Normal Flora (NF) (normal microbiota):

a) Humans & animals are colonised by microbes during & after birth. Where are these derived from?
b) is Normal flora harmful?
c) list four functions of normal flora.

Answer 55

a) derived from:
- Derived from birth canal and contact with environment
- Food and baby formula
- Hand to mouth from people, objects and air
b) No.

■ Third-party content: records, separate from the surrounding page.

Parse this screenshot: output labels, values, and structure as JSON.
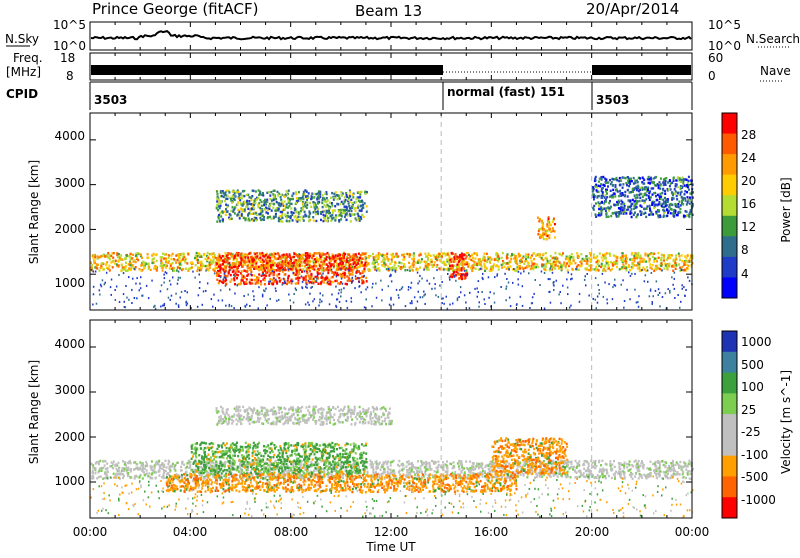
{
  "header": {
    "station": "Prince George (fitACF)",
    "beam": "Beam 13",
    "date": "20/Apr/2014"
  },
  "strips": {
    "nsky_label": "N.Sky",
    "nsearch_label": "N.Search",
    "nsky_ticks": [
      "10^5",
      "10^0"
    ],
    "nsearch_ticks": [
      "10^5",
      "10^0"
    ],
    "freq_label_1": "Freq.",
    "freq_label_2": "[MHz]",
    "freq_ticks": [
      "18",
      "8"
    ],
    "nave_label": "Nave",
    "nave_ticks": [
      "60",
      "0"
    ],
    "cpid_label": "CPID",
    "cpid_segments": [
      {
        "label": "3503",
        "start_hour": 0
      },
      {
        "label": "normal (fast) 151",
        "start_hour": 14
      },
      {
        "label": "3503",
        "start_hour": 20
      }
    ]
  },
  "chart_data": [
    {
      "type": "heatmap",
      "title": "",
      "ylabel": "Slant Range [km]",
      "xlabel": "Time UT",
      "xlim": [
        0,
        24
      ],
      "ylim": [
        200,
        4600
      ],
      "yticks": [
        "1000",
        "2000",
        "3000",
        "4000"
      ],
      "colorbar_label": "Power [dB]",
      "colorbar_ticks": [
        "28",
        "24",
        "20",
        "16",
        "12",
        "8",
        "4"
      ],
      "colorbar_colors": [
        "#ff0000",
        "#ff5a00",
        "#ff9a00",
        "#ffcc00",
        "#b4dc32",
        "#3c9c3c",
        "#2e6e8c",
        "#1e3cc8",
        "#0000ff"
      ],
      "dashed_markers_hours": [
        14,
        20
      ],
      "bands": [
        {
          "range_km": [
            1100,
            1500
          ],
          "hours": [
            0,
            24
          ],
          "level_db": 20
        },
        {
          "range_km": [
            800,
            1500
          ],
          "hours": [
            5,
            11
          ],
          "level_db": 28
        },
        {
          "range_km": [
            900,
            1500
          ],
          "hours": [
            14.3,
            15
          ],
          "level_db": 30
        },
        {
          "range_km": [
            1800,
            2300
          ],
          "hours": [
            17.8,
            18.5
          ],
          "level_db": 22
        },
        {
          "range_km": [
            2200,
            2900
          ],
          "hours": [
            5,
            11
          ],
          "level_db": 12
        },
        {
          "range_km": [
            2300,
            3200
          ],
          "hours": [
            20,
            24
          ],
          "level_db": 8
        }
      ]
    },
    {
      "type": "heatmap",
      "title": "",
      "ylabel": "Slant Range [km]",
      "xlabel": "Time UT",
      "xlim": [
        0,
        24
      ],
      "ylim": [
        200,
        4600
      ],
      "yticks": [
        "1000",
        "2000",
        "3000",
        "4000"
      ],
      "colorbar_label": "Velocity [m s^-1]",
      "colorbar_ticks": [
        "1000",
        "500",
        "100",
        "25",
        "-25",
        "-100",
        "-500",
        "-1000"
      ],
      "colorbar_colors": [
        "#1e32b4",
        "#3c82a0",
        "#3ca03c",
        "#7ccd50",
        "#c0c0c0",
        "#c0c0c0",
        "#ffa000",
        "#ff6400",
        "#ff0000"
      ],
      "dashed_markers_hours": [
        14,
        20
      ],
      "bands": [
        {
          "range_km": [
            1100,
            1500
          ],
          "hours": [
            0,
            24
          ],
          "velocity": 0
        },
        {
          "range_km": [
            1200,
            1900
          ],
          "hours": [
            4,
            11
          ],
          "velocity": 200
        },
        {
          "range_km": [
            800,
            1200
          ],
          "hours": [
            3,
            17
          ],
          "velocity": -300
        },
        {
          "range_km": [
            1200,
            2000
          ],
          "hours": [
            16,
            19
          ],
          "velocity": -400
        },
        {
          "range_km": [
            2300,
            2700
          ],
          "hours": [
            5,
            12
          ],
          "velocity": 0
        }
      ]
    }
  ],
  "time_axis": {
    "ticks": [
      "00:00",
      "04:00",
      "08:00",
      "12:00",
      "16:00",
      "20:00",
      "00:00"
    ],
    "label": "Time UT"
  }
}
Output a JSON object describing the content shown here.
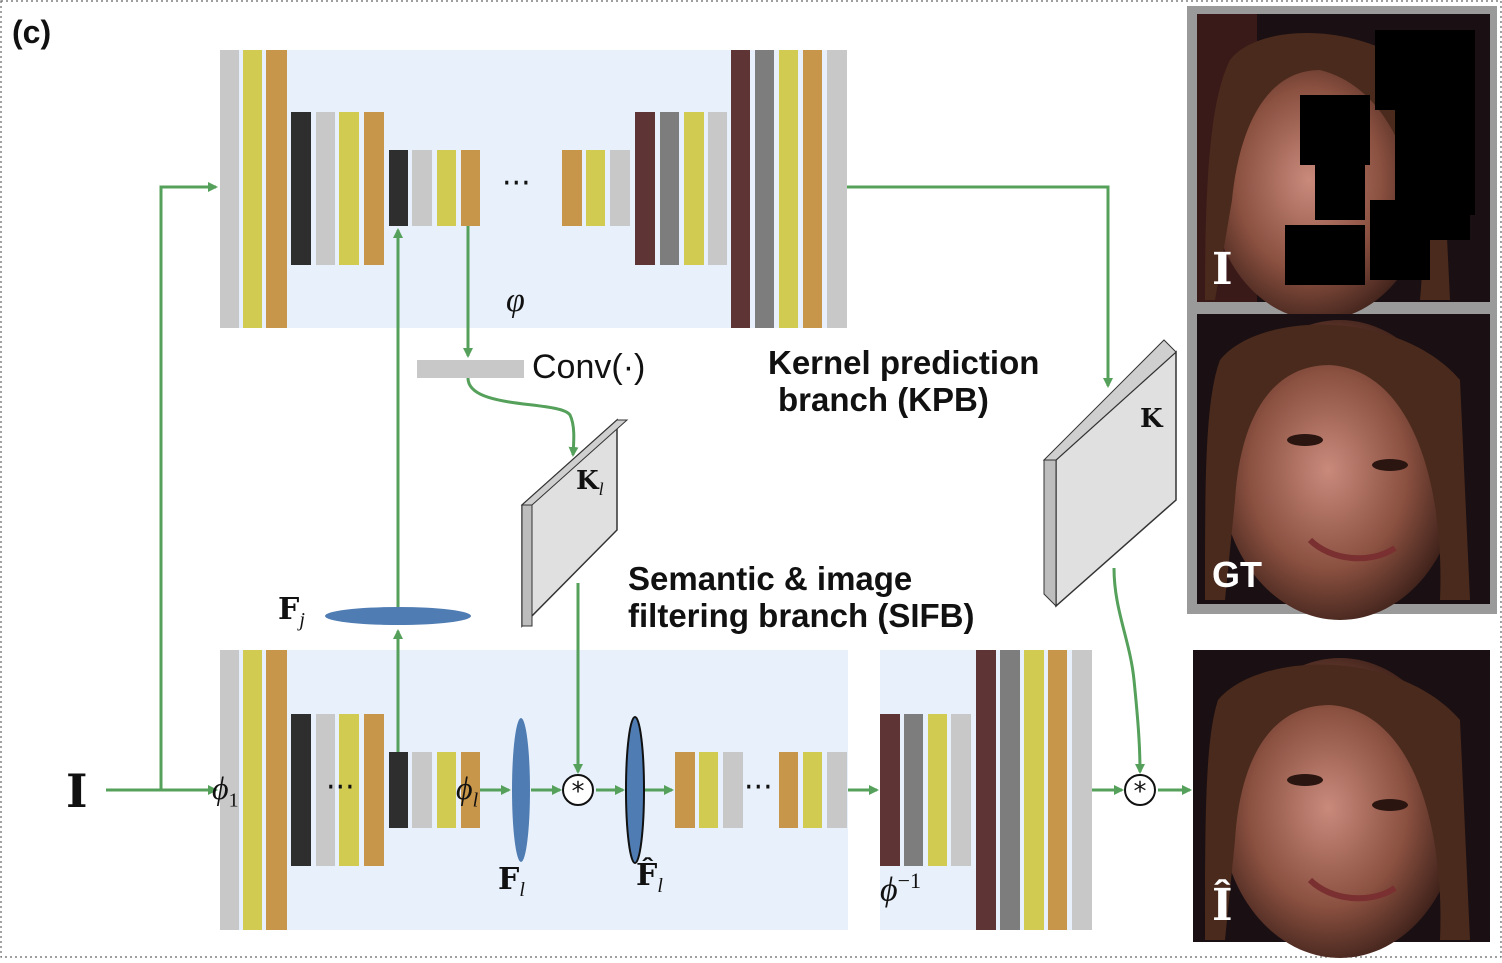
{
  "panel_label": "(c)",
  "kpb_label": {
    "line1": "Kernel prediction",
    "line2": "branch (KPB)"
  },
  "sifb_label": {
    "line1": "Semantic & image",
    "line2": "filtering branch (SIFB)"
  },
  "conv_label": "Conv(·)",
  "symbols": {
    "input": "I",
    "phi_1": "ϕ",
    "phi_1_sub": "1",
    "phi_l": "ϕ",
    "phi_l_sub": "l",
    "phi_inv": "ϕ",
    "phi_inv_sup": "−1",
    "varphi": "φ",
    "F_j": "F",
    "F_j_sub": "j",
    "F_l": "F",
    "F_l_sub": "l",
    "F_hat_l": "F̂",
    "F_hat_l_sub": "l",
    "K_l": "K",
    "K_l_sub": "l",
    "K": "K",
    "conv_op": "⊛",
    "ellipsis": "···"
  },
  "photos": {
    "input_tag": "I",
    "gt_tag": "GT",
    "output_tag": "Î"
  },
  "colors": {
    "arrow": "#55a05a",
    "blue_bg": "#e8f1fb",
    "gray_light": "#c8c8c8",
    "gray_mid": "#7d7d7d",
    "dark": "#2e2e2e",
    "gold": "#c8964a",
    "yellow": "#d2cb52",
    "maroon": "#5e3434",
    "ellipse_blue": "#4f7db3"
  }
}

Normal Flora are harmless microbes that have important roles in maintaining the health of the host i.e. they are beneficial
c) 1. NF occupy colonisation sites on tissue preventing access to foreign microbes
2. NF in the gut produce several B vitamins and Vit K
3. NF secrete chemicals that antagonise foreign microbes
4. Stimulate the developing immune system in children

Question 56

Normal flora:

a) does normal flora always remain the same.
b) What are the two kinds of normal flora?

Answer 56

a) No, NF is constantly changing throughout life

b) Resident flora (permanent) or transient flora (hours – months)

Question 57

what happens when we encounter a brand new microbe? (3 outcomes)

Answer 57

1. Cause disease
2. NF could antagonise the new microbe
3. Or it could become part of your NF (either for a short period or permanently)

Question 58

stages of infectious disease:

What are the five stages of infectious disease?

Answer 58

1. incubation period
2. prodromal phase
3. invasive phase
4. decline phase
5. convalescence

Question 59

stages of infectious disease: Incubation phase

a) Are there any symptoms?
b) What do the initial invading microbes do?
c) What must the microbes overcome?
d) What are the pathogenic organism assisted by?
e) If the host defenses are overcome what happens?

Answer 59

a) No symptoms
b) Initial invading microbe(s) colonise a body site(s)
c) Must overcome host defenses (immune system, skin, normal flora)
d) Pathogenic organisms are assisted by their virulence mechanisms
e) If host defenses overcome, the numbers of organisms increase

Question 60

stages of infectious disease:

a) what happens in prodromal phase?
b) what happens in invasive phase?
c) what happens in decline phase?
d) what happens in convalescence

Answer 60

a) Prodromal phase: Mild symptoms
b) Invasive phase- Identifiable disease with dramatic increase in microbes (may continue to death)
c) Decline phase- Reduction of microbes (immune response and/or treatment)
d) Convalescence (recovery)

Question 61

a) What are virulence factors?
b) does every strain of the same organism possess the same array of virulence factors?
c) what are the 4 things microbes produce during an infection that give them their virulence factors?

Answer 61

a) virulence factors are traits that collectively give the microbes the ability to cause disease
b) No, the same organism can either be capsulated or uncapsulated, the capsulated would be more virulent
c) microbes produce: toxins (includes the intoxication of food),
produce and release enzymes, produce haemolysins & also produce adherence factors (fimbriae, pili, glycocalyx)

Question 62

a) How does microbial production of toxins impact virulence?

b) what are the two types of toxins?

Answer 62

a) Toxins can kill host cells and cause vomiting and diarrhoea
b) Two types: Endotoxins and Exotoxins

Question 63

How does microbial production and secretion of enzymes impact virulence?

Answer 63

• : help to invade tissue (spreading factors)
  
  • : kill host cells
  • : evade immune system

Question 64

How does microbial production of haemolysins impact virulence?

Answer 64

They lyse the RBC in the lab on a blood agar plate but in the body they don’t specifically target the RBC, instead they are toxic to a variety of cells.

Question 65

How does microbial production of adherence factors impact virulence?

Answer 65

increase adherence of microbes via adherence factors such as fimbriae, pili, glycocalyx

Question 66

Endotoxins:

a) are these derived from gram neg or gram pos?
b) how are these released?

Answer 66

a) Endotoxins are derived from Gram -ve bacteria ONLY remember these have lipopolysaccharide (LPS) in their cell wall.
b) when the cell dies, the cell wall breaks up
- and the wall fragments containing LPS endotoxin is released.
- thus endotoxins are made up of some of the molecules of the cell wall.